Exploring dynamic parallelism in OpenMP
Document typeConference report
PublisherAssociation for Computing Machinery (ACM)
Rights accessRestricted access - publisher's policy
GPU devices are becoming a common element in current HPC platforms due to their high performance-per-Watt ratio. However, developing applications able to exploit their dazzling performance is not a trivial task, which becomes even harder when they have irregular data access patterns or control flows. Dynamic Parallelism (DP) has been introduced in the most recent GPU architecture as a mechanism to improve applicability of GPU computing in these situations, resource utilization and execution performance. DP allows to launch a kernel within a kernel without intervention of the CPU. Current experiences reveal that DP is offered to programmers at the expenses of an excessive overhead which, together with its architecture dependency, makes it difficult to see the benefits in real applications. In this paper, we propose how to extend the current OpenMP accelerator model to make the use of DP easy and effective. The proposal is based on nesting of teams constructs and conditional clauses, showing how it is possible for the compiler to generate code that is then efficiently executed under dynamic runtime scheduling. The proposal has been implemented on the MACC compiler supporting the OmpSs task--based programming model and evaluated using three kernels with data access and computation patterns commonly found in real applications: sparse matrix vector multiplication, breadth-first search and divide--and--conquer Mandelbrot. Performance results show speed-ups in the 40x range relative to versions not using DP.

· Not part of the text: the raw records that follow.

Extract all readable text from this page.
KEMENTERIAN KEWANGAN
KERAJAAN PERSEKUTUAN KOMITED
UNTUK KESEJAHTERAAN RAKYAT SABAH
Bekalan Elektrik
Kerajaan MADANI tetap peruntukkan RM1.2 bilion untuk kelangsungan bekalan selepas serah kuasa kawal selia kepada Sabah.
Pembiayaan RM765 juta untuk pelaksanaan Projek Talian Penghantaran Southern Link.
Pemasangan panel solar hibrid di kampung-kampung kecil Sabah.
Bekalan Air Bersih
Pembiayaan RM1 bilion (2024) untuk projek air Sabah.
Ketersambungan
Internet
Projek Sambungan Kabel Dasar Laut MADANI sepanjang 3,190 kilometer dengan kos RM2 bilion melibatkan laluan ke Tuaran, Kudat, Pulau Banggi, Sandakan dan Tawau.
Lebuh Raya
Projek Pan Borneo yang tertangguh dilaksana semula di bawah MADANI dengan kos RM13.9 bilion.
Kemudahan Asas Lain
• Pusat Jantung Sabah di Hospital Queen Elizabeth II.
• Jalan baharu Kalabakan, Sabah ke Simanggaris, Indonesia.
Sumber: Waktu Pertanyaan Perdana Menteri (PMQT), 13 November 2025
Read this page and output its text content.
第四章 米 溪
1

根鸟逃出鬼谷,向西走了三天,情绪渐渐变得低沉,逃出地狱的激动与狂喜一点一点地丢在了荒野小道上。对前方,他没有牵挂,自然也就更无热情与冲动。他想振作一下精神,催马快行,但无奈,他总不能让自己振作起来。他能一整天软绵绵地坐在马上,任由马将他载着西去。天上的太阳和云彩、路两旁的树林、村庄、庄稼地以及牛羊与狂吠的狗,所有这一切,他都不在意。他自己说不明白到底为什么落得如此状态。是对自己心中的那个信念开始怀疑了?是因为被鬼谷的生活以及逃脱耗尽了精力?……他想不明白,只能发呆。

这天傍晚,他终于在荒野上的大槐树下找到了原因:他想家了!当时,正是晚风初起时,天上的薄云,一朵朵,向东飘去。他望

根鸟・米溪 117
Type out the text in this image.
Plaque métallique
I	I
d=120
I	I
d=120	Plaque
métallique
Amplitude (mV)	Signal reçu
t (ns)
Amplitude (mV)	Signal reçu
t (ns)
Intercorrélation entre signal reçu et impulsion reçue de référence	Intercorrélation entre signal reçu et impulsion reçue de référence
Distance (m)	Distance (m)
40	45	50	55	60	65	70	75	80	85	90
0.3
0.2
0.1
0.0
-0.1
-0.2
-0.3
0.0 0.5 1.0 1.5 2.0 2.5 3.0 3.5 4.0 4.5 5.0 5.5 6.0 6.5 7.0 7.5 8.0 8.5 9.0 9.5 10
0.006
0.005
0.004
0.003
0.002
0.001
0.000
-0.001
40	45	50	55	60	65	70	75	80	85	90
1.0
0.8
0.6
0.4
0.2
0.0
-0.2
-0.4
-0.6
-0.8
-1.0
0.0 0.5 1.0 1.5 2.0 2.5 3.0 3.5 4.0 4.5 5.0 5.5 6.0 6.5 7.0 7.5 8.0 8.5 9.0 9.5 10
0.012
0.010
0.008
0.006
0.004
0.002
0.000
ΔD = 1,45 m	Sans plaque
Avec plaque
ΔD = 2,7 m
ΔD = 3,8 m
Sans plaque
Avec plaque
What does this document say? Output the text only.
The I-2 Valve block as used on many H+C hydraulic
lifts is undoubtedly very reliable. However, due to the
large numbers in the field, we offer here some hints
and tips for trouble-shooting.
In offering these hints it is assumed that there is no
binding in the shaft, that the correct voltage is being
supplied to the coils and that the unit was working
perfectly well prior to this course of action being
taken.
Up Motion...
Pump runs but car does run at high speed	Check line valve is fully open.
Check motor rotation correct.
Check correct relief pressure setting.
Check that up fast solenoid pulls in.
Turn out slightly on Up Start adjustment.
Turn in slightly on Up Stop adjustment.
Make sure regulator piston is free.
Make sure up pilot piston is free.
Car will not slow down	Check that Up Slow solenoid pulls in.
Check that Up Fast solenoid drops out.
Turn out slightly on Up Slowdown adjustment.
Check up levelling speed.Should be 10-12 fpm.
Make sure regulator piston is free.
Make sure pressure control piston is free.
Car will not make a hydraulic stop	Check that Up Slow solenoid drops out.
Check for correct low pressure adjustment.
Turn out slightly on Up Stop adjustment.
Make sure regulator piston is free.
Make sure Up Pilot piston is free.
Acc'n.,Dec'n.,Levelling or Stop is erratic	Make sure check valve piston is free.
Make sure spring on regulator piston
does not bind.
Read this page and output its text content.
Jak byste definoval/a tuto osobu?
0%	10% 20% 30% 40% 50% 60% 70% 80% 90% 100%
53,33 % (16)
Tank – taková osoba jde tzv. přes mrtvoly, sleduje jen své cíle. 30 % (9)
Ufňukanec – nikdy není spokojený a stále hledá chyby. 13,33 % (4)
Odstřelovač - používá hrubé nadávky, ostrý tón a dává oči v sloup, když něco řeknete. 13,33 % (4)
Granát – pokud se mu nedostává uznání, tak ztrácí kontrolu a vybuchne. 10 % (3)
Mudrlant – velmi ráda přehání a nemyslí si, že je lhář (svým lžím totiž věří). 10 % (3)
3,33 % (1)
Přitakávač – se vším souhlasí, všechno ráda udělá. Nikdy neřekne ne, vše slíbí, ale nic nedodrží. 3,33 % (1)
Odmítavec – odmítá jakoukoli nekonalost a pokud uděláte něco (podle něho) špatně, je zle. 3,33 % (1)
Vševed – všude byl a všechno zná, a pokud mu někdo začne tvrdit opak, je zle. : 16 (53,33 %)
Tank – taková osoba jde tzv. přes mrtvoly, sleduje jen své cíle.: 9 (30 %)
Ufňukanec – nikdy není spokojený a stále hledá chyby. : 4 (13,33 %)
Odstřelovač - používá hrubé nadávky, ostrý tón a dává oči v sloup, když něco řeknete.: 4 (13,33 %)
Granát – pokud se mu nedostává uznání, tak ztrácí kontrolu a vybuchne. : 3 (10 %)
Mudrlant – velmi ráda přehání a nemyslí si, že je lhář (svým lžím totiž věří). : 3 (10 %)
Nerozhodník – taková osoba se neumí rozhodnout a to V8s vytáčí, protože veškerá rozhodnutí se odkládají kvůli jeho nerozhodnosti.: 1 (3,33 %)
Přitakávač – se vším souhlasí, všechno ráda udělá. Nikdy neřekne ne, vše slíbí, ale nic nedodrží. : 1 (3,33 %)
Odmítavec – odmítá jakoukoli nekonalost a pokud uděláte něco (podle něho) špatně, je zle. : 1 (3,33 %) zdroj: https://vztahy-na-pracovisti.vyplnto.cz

CitationOzen, G., Ayguade, E., Labarta, J. Exploring dynamic parallelism in OpenMP. A: Workshop on Accelerator Programming using Directives. "Proceedings of WACCPD 2015: Second Workshop on Accelerator Programming using Directives: Monday, November 16, 2015. Held in conjunction with SC15: The International Conference for High Performance Computing, Networking, Storage and Analysis: Austin, Texas: November 15-20, 2015". Austin, TX: Association for Computing Machinery (ACM), 2015.